Nor-Easterly Wind of Change
If you're tired by what you perceive as the rampant paternalism and flagrant neo-colonialism of Western development strategies toward Africa and other "under-developed" places in the world, then, boy, is there a book for you. It's called White Man's Burden
by NYU economist William Easterly
, and it is the sardonic and withering counterpoint to the bouncy, ain't-no-mountain-high-enough optimism of his colleague from the other end of Manhattan, Columbia University
's Jeffrey Sachs
Easterly's contention is that the West (by which he means the erstwhile colonial powers, the United Nations, the World Bank. the International Monetary Fund, donor nations and organizations, and the United States government, the CIA, and the Pentagon) have both hypocritically, nonsensically, and at times with the best will in the world screwed up almost every country they've ever intervened in in the cause of Christianity, capitalism, democracy, and offloading grain, drugs, and lots and lots of weapons. Those countries that rejected these in favor of developing their own way—China, India, Japan, Malaysia, Singapore, Turkey, Chile, and others—have, on the whole fared much better over the last few decades than those countries who have slavishly followed the model of radical free market economics or have been plunged into civil war, violence, theft on a cosmic scale, and poverty because of bungled invasions, dumb structural adjustment programs, and policies that were imposed from without and above rather than being generated from within and below.
The big problem, as Easterly sees it, is that the people in power in the West are Planners, with grandiose ideas and with no real mechanisms to work out whether what they think is best is actually working. They don't listen to the needs of those they're claiming to help, and they don't hold those who carry out the programs accountable. So, there's corruption and limited take-up, and money poured into the coffers of dictators and warlords and nothing getting through to the poor themselves. Far better, according to Easterly, are Seekers, who look for the opportunities within their own societies and develop social and financial capital independent of big plans from above. Sadly, Seekers don't get a lot of help from Planners, who tend not surprisingly to like to give assistance to other Planners.
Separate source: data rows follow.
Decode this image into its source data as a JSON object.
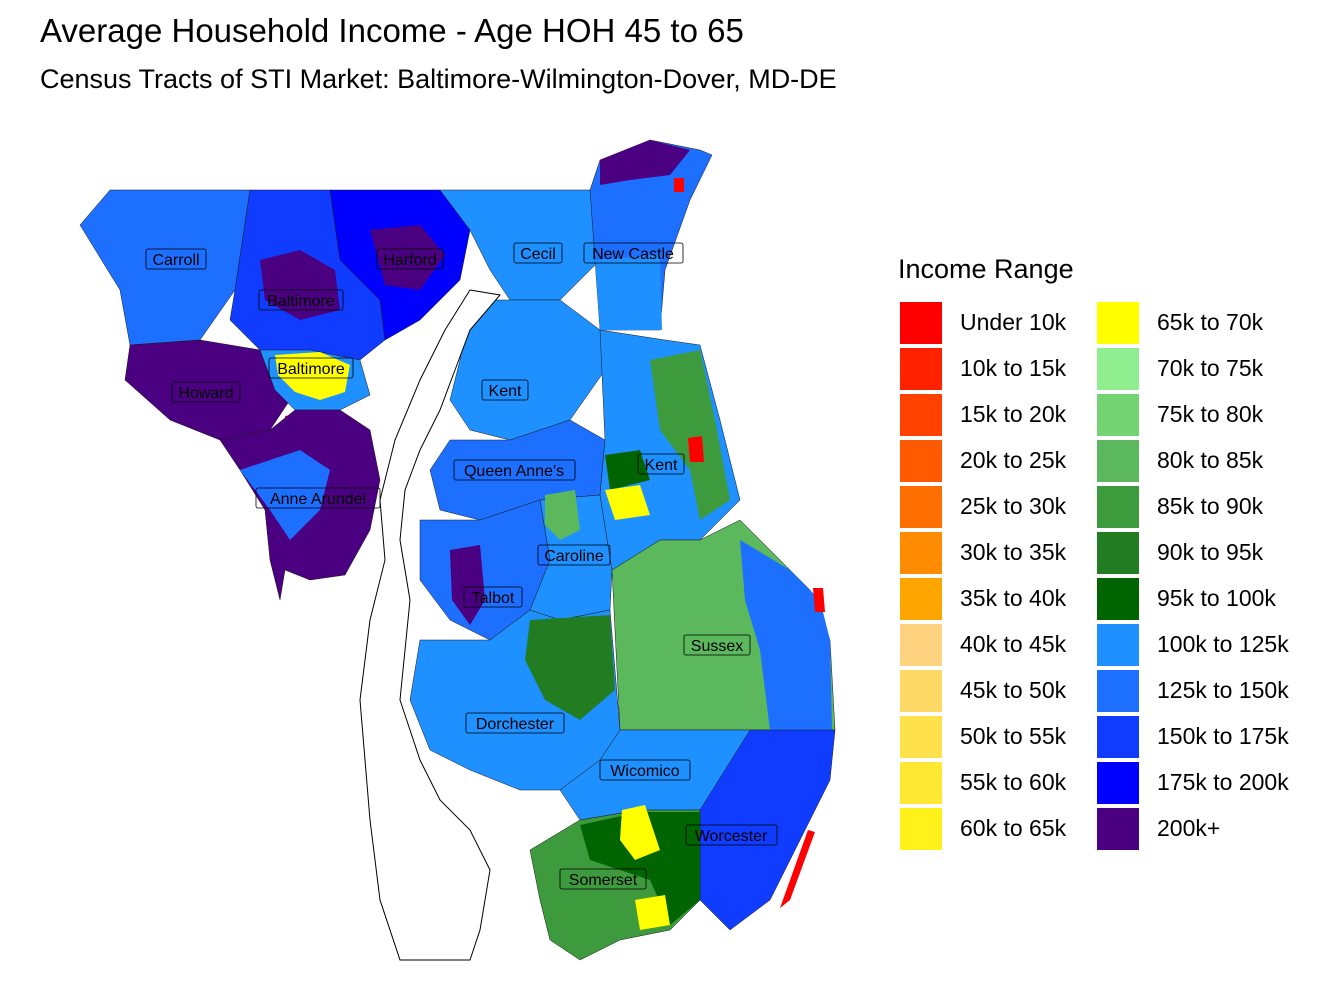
{
  "title": "Average Household Income - Age HOH 45 to 65",
  "subtitle": "Census Tracts of STI Market: Baltimore-Wilmington-Dover, MD-DE",
  "legend": {
    "title": "Income Range",
    "items": [
      {
        "label": "Under 10k",
        "color": "#ff0000"
      },
      {
        "label": "10k to 15k",
        "color": "#ff2100"
      },
      {
        "label": "15k to 20k",
        "color": "#ff4200"
      },
      {
        "label": "20k to 25k",
        "color": "#ff5a00"
      },
      {
        "label": "25k to 30k",
        "color": "#ff6f00"
      },
      {
        "label": "30k to 35k",
        "color": "#ff8c00"
      },
      {
        "label": "35k to 40k",
        "color": "#ffa500"
      },
      {
        "label": "40k to 45k",
        "color": "#ffd37f"
      },
      {
        "label": "45k to 50k",
        "color": "#ffd966"
      },
      {
        "label": "50k to 55k",
        "color": "#ffe14c"
      },
      {
        "label": "55k to 60k",
        "color": "#ffe833"
      },
      {
        "label": "60k to 65k",
        "color": "#fff21a"
      },
      {
        "label": "65k to 70k",
        "color": "#ffff00"
      },
      {
        "label": "70k to 75k",
        "color": "#90ee90"
      },
      {
        "label": "75k to 80k",
        "color": "#74d474"
      },
      {
        "label": "80k to 85k",
        "color": "#5cb85c"
      },
      {
        "label": "85k to 90k",
        "color": "#3d9b3d"
      },
      {
        "label": "90k to 95k",
        "color": "#227c22"
      },
      {
        "label": "95k to 100k",
        "color": "#006400"
      },
      {
        "label": "100k to 125k",
        "color": "#1e90ff"
      },
      {
        "label": "125k to 150k",
        "color": "#1c6fff"
      },
      {
        "label": "150k to 175k",
        "color": "#0f3cff"
      },
      {
        "label": "175k to 200k",
        "color": "#0000ff"
      },
      {
        "label": "200k+",
        "color": "#4b0082"
      }
    ]
  },
  "county_labels": [
    "Carroll",
    "Harford",
    "Cecil",
    "New Castle",
    "Baltimore",
    "Baltimore",
    "Howard",
    "Kent",
    "Kent",
    "Queen Anne's",
    "Anne Arundel",
    "Caroline",
    "Talbot",
    "Sussex",
    "Dorchester",
    "Wicomico",
    "Worcester",
    "Somerset"
  ]
}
If you think that this sounds very much like the work of a man who has seen the light after years in the darkness, then you're right. Easterly admits he was a Planner at the World Bank for years before he realized that the policies that were meant to lift people from poverty simply weren't working. As his withering assessment of the kind of tough love programs that the young, even bouncier Jeffrey Sachs unleashed on the countries of the former Warsaw Pact in the early 1990s, makes clear, he's not one to let the market solve everything; he's just calling for a humbler and less paternalistic approach to development. He wants smaller, more targeted, and less grandiose policies and programs that deliver results in a way that the recipients of the aid or programs want.
If this seems small beer and thin gruel to those of us who look upon the grinding and terrible poverty and conflict in so many places around the world, and feel that Something Must Be Done, then perhaps we need to examine (as Easterly asks us to do) why we're so keen to keep carrying the White Man's Burden
that that arch-imperialist Rudyard Kipling called us to a century ago and that contemporary neo-cons and scholars like Niall Ferguson
want us to bear with pride today. What we might see in the examination might well be ugly enough to give us pause.